[Top][All Lists]
[Date Prev][Date Next][Thread Prev][Thread Next][Date Index][Thread Index]
Re: coding systems and input methods are non-intuitive stuff
From: |
David Kastrup |
Subject: |
Re: coding systems and input methods are non-intuitive stuff |
Date: |
Tue, 30 Jan 2007 09:35:17 +0100 |
User-agent: |
Gnus/5.11 (Gnus v5.11) Emacs/22.0.50 (gnu/linux) |
Kevin Rodgers <address@hidden> writes:
> Juanma Barranquero wrote:
>> C-x b *scratch* RET
>> C-x RET f latin-1 RET ; buffer coding system = latin-1
>> C-u C-\ romanian-prefix RET ; input method: romanian-prefix
>> ,s ; character: ş (2362, #o4472, #x93a,
>> ; U+015F)
>> <left> M-x quail-show-key RET ; To input `ş', type ",s"
>> <right>
>> C-x RET f utf-8 RET ; buffer coding system = utf-8
>> ; input method: the same as before
>> ,s ; character: ş (331903, #o1210177,
>> ; #x5107f, U+015F)
>> <left> M-x quail-show-key RET ; ş can't be input by the current
>> ; input method
>>
>> Now, I understand that the buffer code for these characters is not the
>> same... but it is quite weird nonetheless to input a character with
>> the current input method, and afterwards be told that it "can't be
>> input by the current input method".
>
> The thing that confuses me is that the ISO 8859-1 character set (which
> is what the latin-1 coding system encodes, right?) only contains U+0000
> - U+00FF. So how does U+015F get inserted into a latin-1 buffer?
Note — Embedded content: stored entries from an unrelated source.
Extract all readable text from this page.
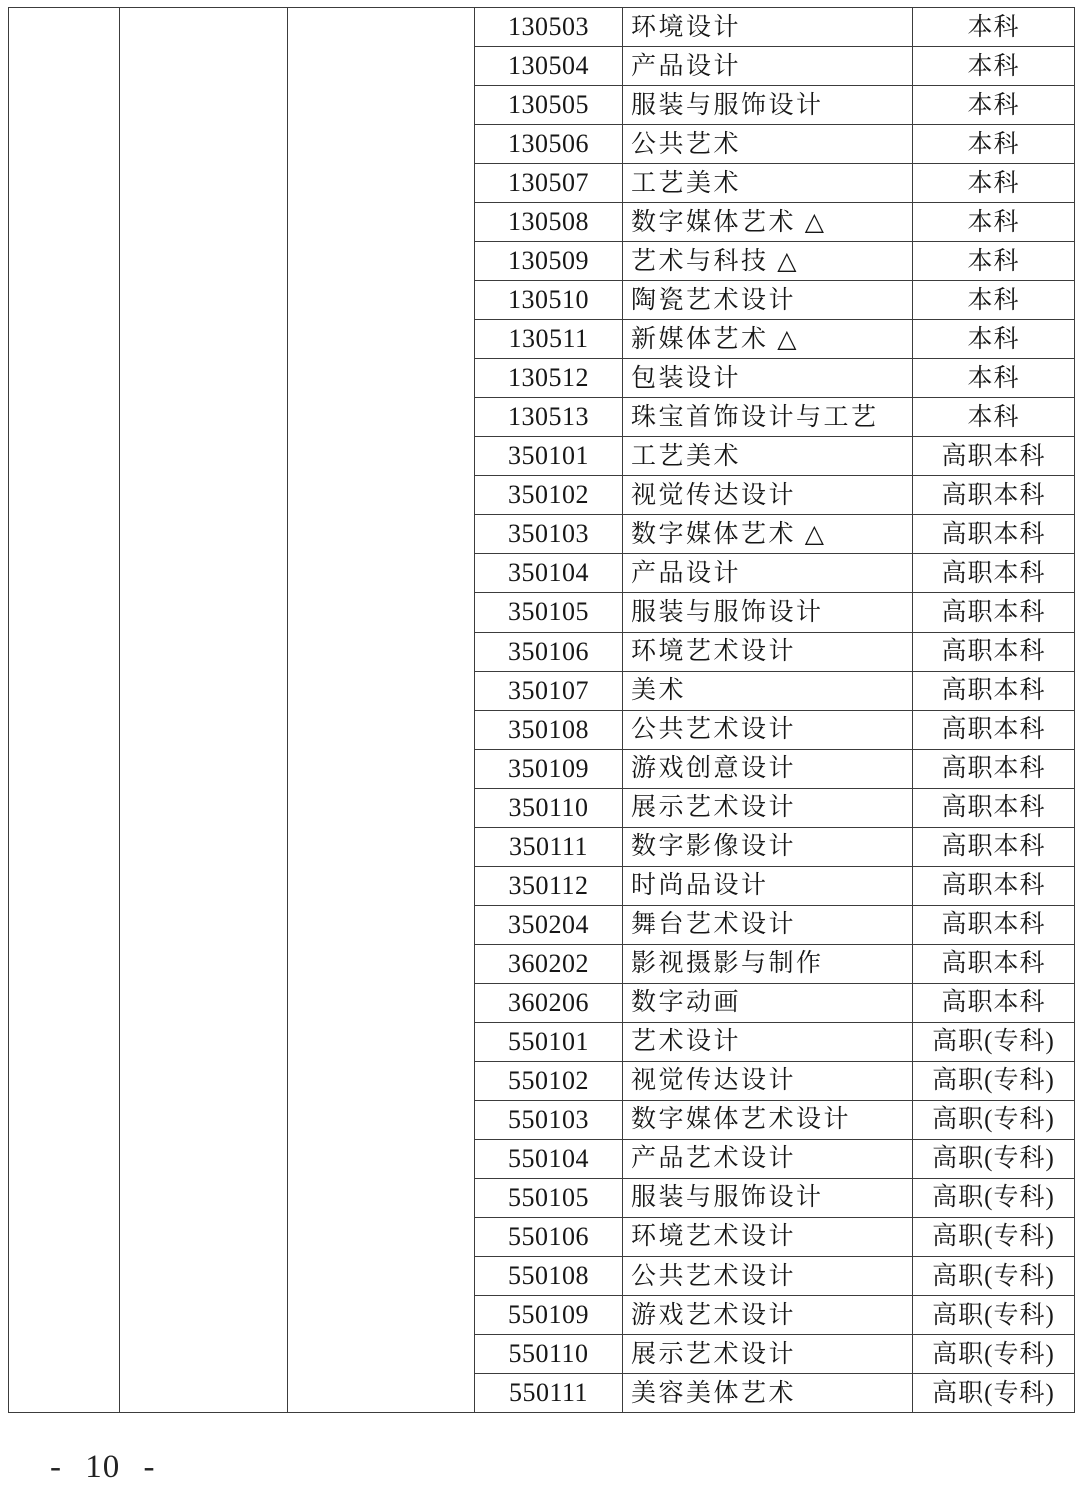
130503	环境设计	本科
130504	产品设计	本科
130505	服装与服饰设计	本科
130506	公共艺术	本科
130507	工艺美术	本科
130508	数字媒体艺术 △	本科
130509	艺术与科技 △	本科
130510	陶瓷艺术设计	本科
130511	新媒体艺术 △	本科
130512	包装设计	本科
130513	珠宝首饰设计与工艺	本科
350101	工艺美术	高职本科
350102	视觉传达设计	高职本科
350103	数字媒体艺术 △	高职本科
350104	产品设计	高职本科
350105	服装与服饰设计	高职本科
350106	环境艺术设计	高职本科
350107	美术	高职本科
350108	公共艺术设计	高职本科
350109	游戏创意设计	高职本科
350110	展示艺术设计	高职本科
350111	数字影像设计	高职本科
350112	时尚品设计	高职本科
350204	舞台艺术设计	高职本科
360202	影视摄影与制作	高职本科
360206	数字动画	高职本科
550101	艺术设计	高职(专科)
550102	视觉传达设计	高职(专科)
550103	数字媒体艺术设计	高职(专科)
550104	产品艺术设计	高职(专科)
550105	服装与服饰设计	高职(专科)
550106	环境艺术设计	高职(专科)
550108	公共艺术设计	高职(专科)
550109	游戏艺术设计	高职(专科)
550110	展示艺术设计	高职(专科)
550111	美容美体艺术	高职(专科)
- 10 -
There is no such thing as a "latin-1 buffer" in Emacs. Buffers are
always encoded in emacs-mule (well, we still have something called
"unibyte" buffers, but they are really only for binary data). The
buffer contains characters. Code points of a particular coding system
are only associated when saving, loading, communicating with
processes, X selections, networks, keyboards, terminals. All those
operations have their own coding systems. The buffer itself hasn't.
--
David Kastrup